Each Rice store carried a set of merchandise that varied depending on the ethnic background of the neighborhood that it resided in. A grocer quoted in a 1985 Houston Chronicle article said that Rice shoppers tended to be older than shoppers at other chains, and Rice shoppers tended to be very loyal to the chain. In 1985 Judith Crown of the Houston Chronicle said that Rice "probably" has "more specialty goods than other chains."

In 1985 Alfred L. Friedlander, president of Rice Food Markets, said that because the stores were older and difficult to maintain, and because stores in lower income neighborhoods had frequent traffic, making it more difficult to keep the stores well stocked and clean, the stores received criticism for a lack of cleanliness.

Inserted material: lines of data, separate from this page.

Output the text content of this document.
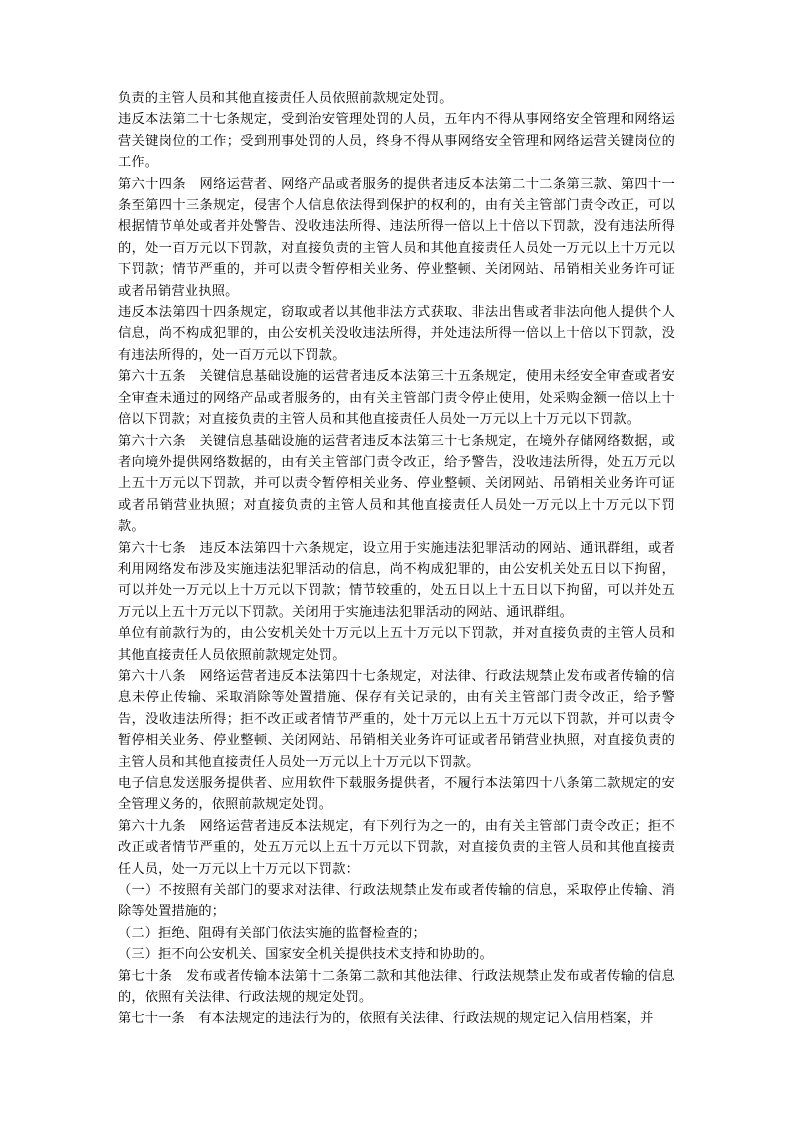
负责的主管人员和其他直接责任人员依照前款规定处罚。

违反本法第二十七条规定，受到治安管理处罚的人员，五年内不得从事网络安全管理和网络运营关键岗位的工作；受到刑事处罚的人员，终身不得从事网络安全管理和网络运营关键岗位的工作。

第六十四条　网络运营者、网络产品或者服务的提供者违反本法第二十二条第三款、第四十一条至第四十三条规定，侵害个人信息依法得到保护的权利的，由有关主管部门责令改正，可以根据情节单处或者并处警告、没收违法所得、违法所得一倍以上十倍以下罚款，没有违法所得的，处一百万元以下罚款，对直接负责的主管人员和其他直接责任人员处一万元以上十万元以下罚款；情节严重的，并可以责令暂停相关业务、停业整顿、关闭网站、吊销相关业务许可证或者吊销营业执照。

违反本法第四十四条规定，窃取或者以其他非法方式获取、非法出售或者非法向他人提供个人信息，尚不构成犯罪的，由公安机关没收违法所得，并处违法所得一倍以上十倍以下罚款，没有违法所得的，处一百万元以下罚款。

第六十五条　关键信息基础设施的运营者违反本法第三十五条规定，使用未经安全审查或者安全审查未通过的网络产品或者服务的，由有关主管部门责令停止使用，处采购金额一倍以上十倍以下罚款；对直接负责的主管人员和其他直接责任人员处一万元以上十万元以下罚款。

第六十六条　关键信息基础设施的运营者违反本法第三十七条规定，在境外存储网络数据，或者向境外提供网络数据的，由有关主管部门责令改正，给予警告，没收违法所得，处五万元以上五十万元以下罚款，并可以责令暂停相关业务、停业整顿、关闭网站、吊销相关业务许可证或者吊销营业执照；对直接负责的主管人员和其他直接责任人员处一万元以上十万元以下罚款。

第六十七条　违反本法第四十六条规定，设立用于实施违法犯罪活动的网站、通讯群组，或者利用网络发布涉及实施违法犯罪活动的信息，尚不构成犯罪的，由公安机关处五日以下拘留，可以并处一万元以上十万元以下罚款；情节较重的，处五日以上十五日以下拘留，可以并处五万元以上五十万元以下罚款。关闭用于实施违法犯罪活动的网站、通讯群组。

单位有前款行为的，由公安机关处十万元以上五十万元以下罚款，并对直接负责的主管人员和其他直接责任人员依照前款规定处罚。

第六十八条　网络运营者违反本法第四十七条规定，对法律、行政法规禁止发布或者传输的信息未停止传输、采取消除等处置措施、保存有关记录的，由有关主管部门责令改正，给予警告，没收违法所得；拒不改正或者情节严重的，处十万元以上五十万元以下罚款，并可以责令暂停相关业务、停业整顿、关闭网站、吊销相关业务许可证或者吊销营业执照，对直接负责的主管人员和其他直接责任人员处一万元以上十万元以下罚款。

电子信息发送服务提供者、应用软件下载服务提供者，不履行本法第四十八条第二款规定的安全管理义务的，依照前款规定处罚。

第六十九条　网络运营者违反本法规定，有下列行为之一的，由有关主管部门责令改正；拒不改正或者情节严重的，处五万元以上五十万元以下罚款，对直接负责的主管人员和其他直接责任人员，处一万元以上十万元以下罚款：

（一）不按照有关部门的要求对法律、行政法规禁止发布或者传输的信息，采取停止传输、消除等处置措施的；

（二）拒绝、阻碍有关部门依法实施的监督检查的；

（三）拒不向公安机关、国家安全机关提供技术支持和协助的。

第七十条　发布或者传输本法第十二条第二款和其他法律、行政法规禁止发布或者传输的信息的，依照有关法律、行政法规的规定处罚。

第七十一条　有本法规定的违法行为的，依照有关法律、行政法规的规定记入信用档案，并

Crown said in 1985 that "The average supermarket size has been growing based on the belief that larger stores are more efficient. This way, operators can spread their overhead costs over greater volumes. Many grocers assume that smaller volumes require higher prices." In 1985 Friedlander said that because it takes less time to shop at a smaller store, smaller stores may be more convenient for customers than larger stores. He also said that smaller stores are less expensive to operate than larger stores, when measuring in total dollars spent, and that a store does not have to have high volume to be profitable.

==Notable achievements==
In 1996, Rice Epicurean Markets was awarded the Nationally Acclaimed Award of Excellence honor by Supermarket Business. For many years, Rice Epicurean has also been recognized by the Houston Business Journal as a Top 50 Owned Family Owned Business in Houston.

In 1976, an alternative form of the “this little piggy” song was created by Anne Williamson to include Rice as the second little piggy. This version was popularized throughout the Alief area.